People interested in enrolling in this trial should call Jane Norris at (650) 723-2805.
Run out of options
Dr. Steven Deeks, assistant clinical professor of medicine at UCSF, is also conducting a study funded by the University-wide AIDS Research Program and by the Center For AIDS Research at UCSF (CFAR). In collaboration with Drs. Bob Grant, Marc Hellerstein, and Mike McCune (the big guns of HIV research), Deeks will study 16 people intensely, eight of whom will be randomized to stop therapy for a period of 12 weeks, the other half to remain on their failing regimen. This study came out of the viral breakthrough project, a community-initiated focused inquiry into the nature of PI failure.
"This trial is for people who have run out of options," according to Deeks. "Those who have been on at least two protease inhibitors or one PI and one NNRTI and have failed to achieve durable suppression, with viral loads greater than 5,000 by bDNA or 10,000 by PCR." People in this study will have more than $10,000 worth of tests performed on them, some of which are not regularly available. The researchers will look at T cell turnover, thymic scans, plus naive and memory subsets of T cells, and will closely monitor viral load (every two weeks).

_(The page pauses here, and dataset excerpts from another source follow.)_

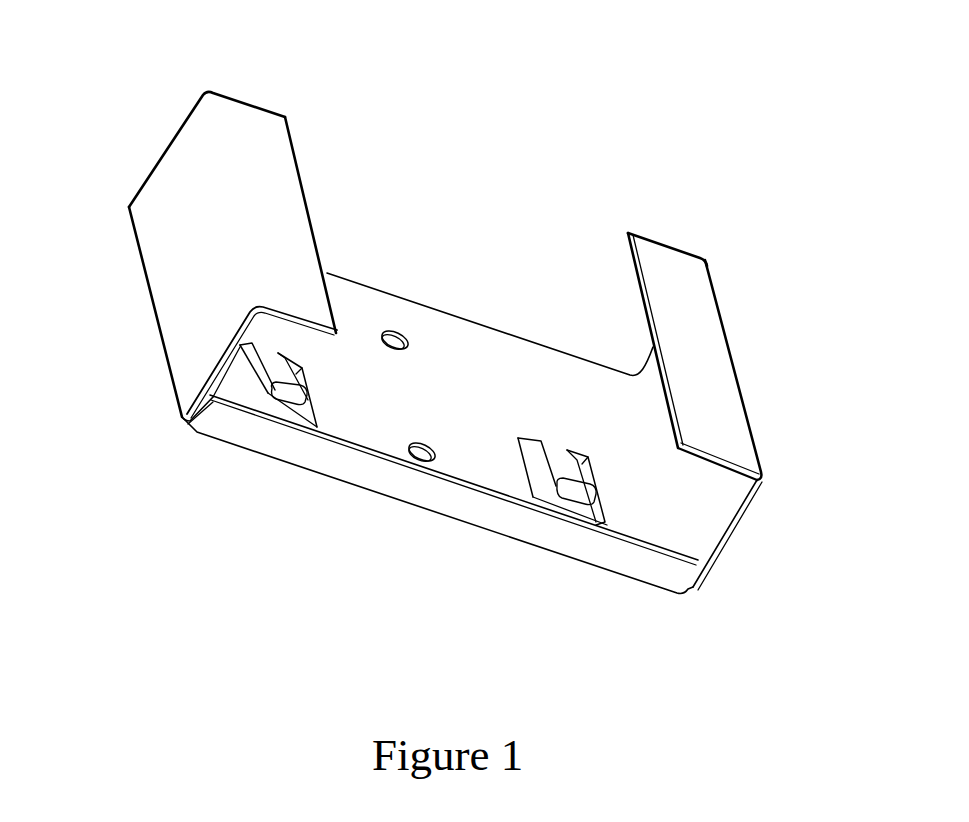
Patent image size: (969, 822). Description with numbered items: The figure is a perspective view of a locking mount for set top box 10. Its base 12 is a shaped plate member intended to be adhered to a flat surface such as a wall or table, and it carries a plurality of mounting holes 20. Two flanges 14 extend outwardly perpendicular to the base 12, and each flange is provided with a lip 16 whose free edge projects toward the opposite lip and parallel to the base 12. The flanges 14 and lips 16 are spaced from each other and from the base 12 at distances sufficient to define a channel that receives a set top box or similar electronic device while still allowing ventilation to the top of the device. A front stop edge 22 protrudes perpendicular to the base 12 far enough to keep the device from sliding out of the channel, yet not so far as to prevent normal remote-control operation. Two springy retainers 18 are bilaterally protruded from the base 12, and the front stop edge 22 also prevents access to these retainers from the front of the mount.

The locking mount for set top box 10 is at (702, 117).
The base 12 is at (483, 360).
The flange 14 is at (172, 192).
The lip 16 is at (272, 152).
The springy retainer 18 is at (270, 370).
The mounting hole 20 is at (410, 338).
The front stop edge 22 is at (350, 465).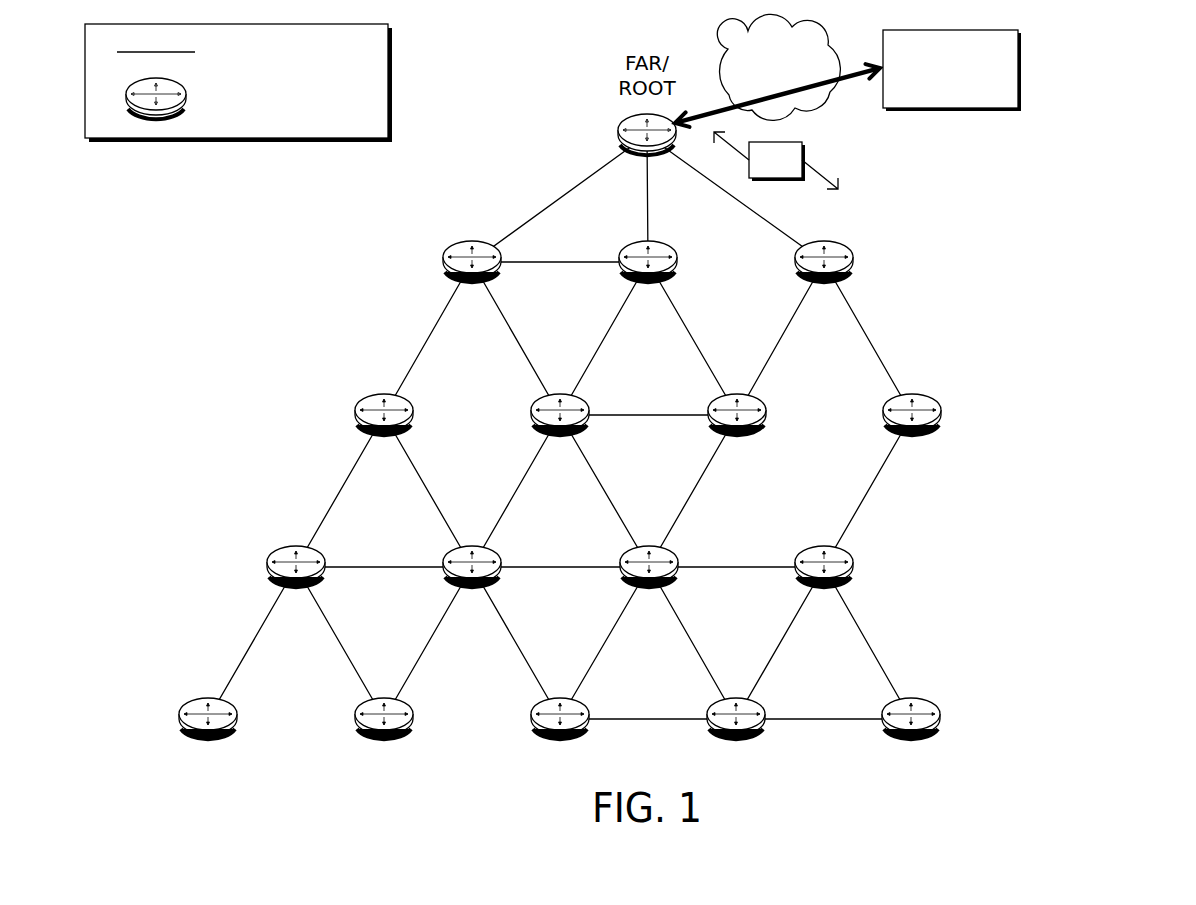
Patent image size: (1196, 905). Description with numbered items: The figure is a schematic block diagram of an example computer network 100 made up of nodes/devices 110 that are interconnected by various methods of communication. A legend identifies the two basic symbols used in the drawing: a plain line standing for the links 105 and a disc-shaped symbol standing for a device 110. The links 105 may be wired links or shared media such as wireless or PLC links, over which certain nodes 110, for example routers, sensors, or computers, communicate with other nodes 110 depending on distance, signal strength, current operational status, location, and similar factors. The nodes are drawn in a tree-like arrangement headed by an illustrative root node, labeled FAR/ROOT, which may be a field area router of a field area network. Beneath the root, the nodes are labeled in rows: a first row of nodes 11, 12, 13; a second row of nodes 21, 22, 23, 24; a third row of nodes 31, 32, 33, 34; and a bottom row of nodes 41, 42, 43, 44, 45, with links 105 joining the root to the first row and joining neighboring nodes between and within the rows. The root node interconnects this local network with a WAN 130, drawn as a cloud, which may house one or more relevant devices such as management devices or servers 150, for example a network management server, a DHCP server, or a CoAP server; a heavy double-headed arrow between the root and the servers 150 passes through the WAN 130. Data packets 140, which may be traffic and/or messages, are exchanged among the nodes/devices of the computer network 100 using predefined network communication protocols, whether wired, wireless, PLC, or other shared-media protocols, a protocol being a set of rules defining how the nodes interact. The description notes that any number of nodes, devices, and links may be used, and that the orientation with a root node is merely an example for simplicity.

The computer network 100 is at (1124, 79).
The links 105 is at (514, 380).
The nodes/devices 110 is at (236, 98).
The WAN 130 is at (760, 85).
The data packets 140 is at (791, 172).
The servers 150 is at (934, 92).
The node 11 is at (472, 278).
The node 12 is at (648, 278).
The node 13 is at (824, 278).
The node 21 is at (384, 431).
The node 22 is at (560, 431).
The node 23 is at (737, 431).
The node 24 is at (912, 431).
The node 31 is at (296, 583).
The node 32 is at (472, 583).
The node 33 is at (649, 583).
The node 34 is at (824, 583).
The node 41 is at (208, 735).
The node 42 is at (384, 735).
The node 43 is at (560, 735).
The node 44 is at (736, 735).
The node 45 is at (911, 735).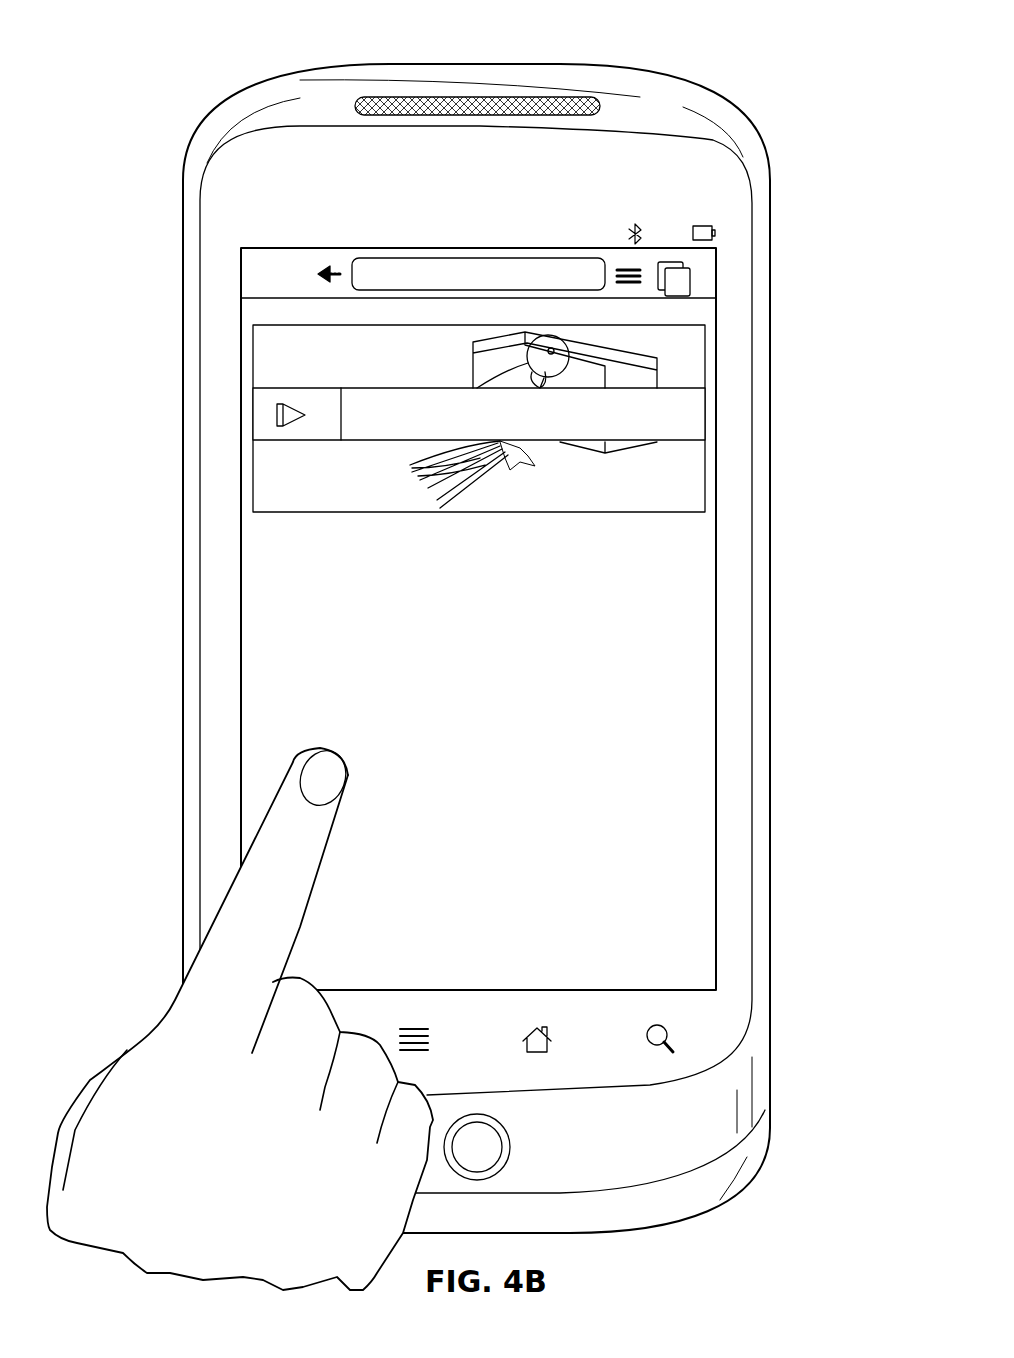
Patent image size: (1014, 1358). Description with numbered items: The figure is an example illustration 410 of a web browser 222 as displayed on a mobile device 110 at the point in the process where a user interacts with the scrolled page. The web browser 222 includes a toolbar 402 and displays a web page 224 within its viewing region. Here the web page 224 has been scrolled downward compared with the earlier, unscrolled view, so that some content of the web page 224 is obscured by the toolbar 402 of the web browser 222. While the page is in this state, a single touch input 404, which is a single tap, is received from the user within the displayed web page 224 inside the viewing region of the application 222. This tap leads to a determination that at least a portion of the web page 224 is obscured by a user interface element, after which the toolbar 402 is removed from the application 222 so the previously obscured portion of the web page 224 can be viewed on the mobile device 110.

The example illustration 410 is at (184, 58).
The mobile device 110 is at (676, 60).
The toolbar 402 is at (242, 272).
The web browser 222 is at (775, 394).
The web page 224 is at (700, 560).
The single touch input 404 is at (253, 892).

If there is more than a one log increase, participants will be allowed to restart therapy, which is also the case if they should suffer a significant loss of CD4 cells. As in all research studies, there is a certain level of altruism required to participate.
Deeks stressed the importance of this study. "This has never been done before," he said. "It will provide a prospective framework to answer the question of whether it is wiser to stay on or go off a failing regimen. There are possible benefits to stopping medications - first, this might prevent continuing mutations. Second, there have been anecdotes about wild-type [protease and RTI sensitive] virus returning after going off therapy. This is worth looking at prospectively. I think we will see a reversion of resistance towards wild-type which will offset the half-log increase we may see in those who have stopped therapy."